A CCR-AAA is a well-known, extremely rare subtype of AAA that was first reported by Szilagyi et al. in 1961 [1,2,3]. It is characterized by low blood loss and stable hemodynamics, which are due to hemostasis by tissue peripheral to the retroperitoneum when the aortic aneurysm ruptures [4, 5].
The diagnostic criteria for CCR-AAA consist of the following: (1) known AAA; (2) previous pain symptoms; (3) stable condition and normal hematocrit; (4) a CT scan showing a retroperitoneal hematoma; and (5) pathological confirmation of an organized hematoma [1, 2]. Although back pain is common, cases of CCR-AAA present with a wide variety of clinical findings, including cases which are asymptomatic [4,5,6]. The diagnosis of CCR-AAA thus poses a dilemma. Although the present case met the first three aforementioned criteria, we could not obtain conclusive evidence indicating that the neoplastic lesion observed via the CT was a hematoma, nor could we diagnose CCR-AAA to the exclusion of other diseases. Diseases from which CCR-AAA must be distinguished include retroperitoneal tumor and abscess [1, 2]. CT is a useful modality for diagnosing CCR-AAA; it shows a well-defined soft-tissue density mass, inside which there is often no contrast effect, adjacent to the aortic wall [4]. In addition to CT, FDG-PET is also reported to be effective for the definitive diagnosis of CCR-AAA. Although neoplastic and inflamed lesions typically exhibit accumulation of FDG in the lesion, CCR-AAA is characterized by the accumulation of FDG in the margin of the neoplastic lesion alone and by the absence of accumulation in the abdominal aorta. FDG-PET confirmed such criteria in the present case. However, these findings may also be observed in abscesses and in tumors with central necrosis [2]. Moreover, increased accumulation of FDG was also observed in the sigmoid colon, and tumor markers were elevated. We could not therefore rule out the possibility of neoplastic disease. During the course of the disease, we also suspected invasion by the tumor because of the abdominal aortic occlusion. Although tumor invasion into the aorta is relatively rare, invasion into blood vessels by malignancies, such as sarcomas, should be considered [7, 8].
The fact that CCR-AA is a rare condition further confounds diagnosis. Although there have been several reported cases in recent years of CCR-AAA with vertebral invasion, we could find only one reported case of CCR-AAA with abdominal aortic occlusion [4]. In the report by Yokomuro et al., complication of CCR-AAA by infrarenal abdominal aortic occlusion was confirmed. However, abdominal aortic occlusion had already been observed in the initial examination. Nothing was stated concerning a relationship between the aortic occlusion and CCR-AAA [4].

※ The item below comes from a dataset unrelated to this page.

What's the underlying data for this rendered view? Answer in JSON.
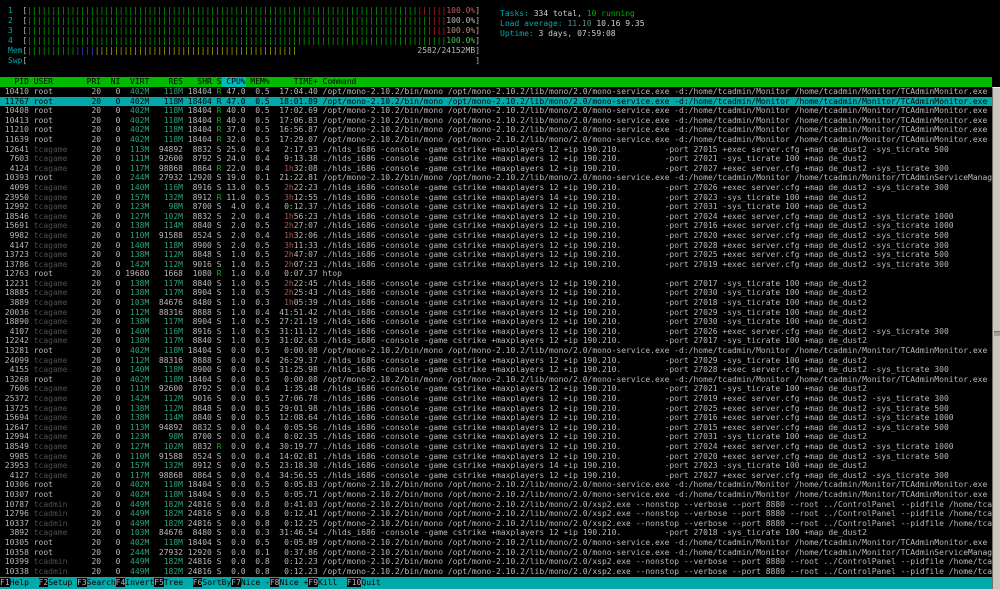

In the present case, the abdominal aorta was confirmed to be patent at the initial examination, and there were no stenotic lesions. However, a detailed examination at 1 month showed that occlusion had occurred in the course of CCR-AAA. Although antiphospholipid syndrome co-occurs in some cases, acute occlusion of the abdominal aorta often occurs due to embolization of intracardiac thrombi associated with atrial fibrillation [9, 10]. The patient in the present case had no history of atrial fibrillation, did not present with intracardiac thrombi, and exhibited co-occurring deep vein thrombosis. We therefore suspected the involvement of antiphospholipid syndrome. However, blood test results ruled out this possibility. Although the occurrence CCR-AAA followed by abdominal aortic occlusion suggests the involvement of both, there are no reports demonstrating a relationship between aortic rupture and aortic occlusion. Consequently, nothing is known about a causal relationship.
A ruptured abdominal aortic aneurysm is typically treated with open repair, although endovascular aneurysm repair has also recently been reported to be effective [11]. On the other hand, CCR-AAA has been treated in all reports with vascular prosthesis implantation or bypass surgery [1, 2, 4,5,6]. As in the present case, endovascular aneurysm repair is difficult to perform in cases with arterial occlusion. Open surgery for diagnosis and treatment is considered suitable for cases in which the possibility of a tumor or infection cannot be ruled out before surgery.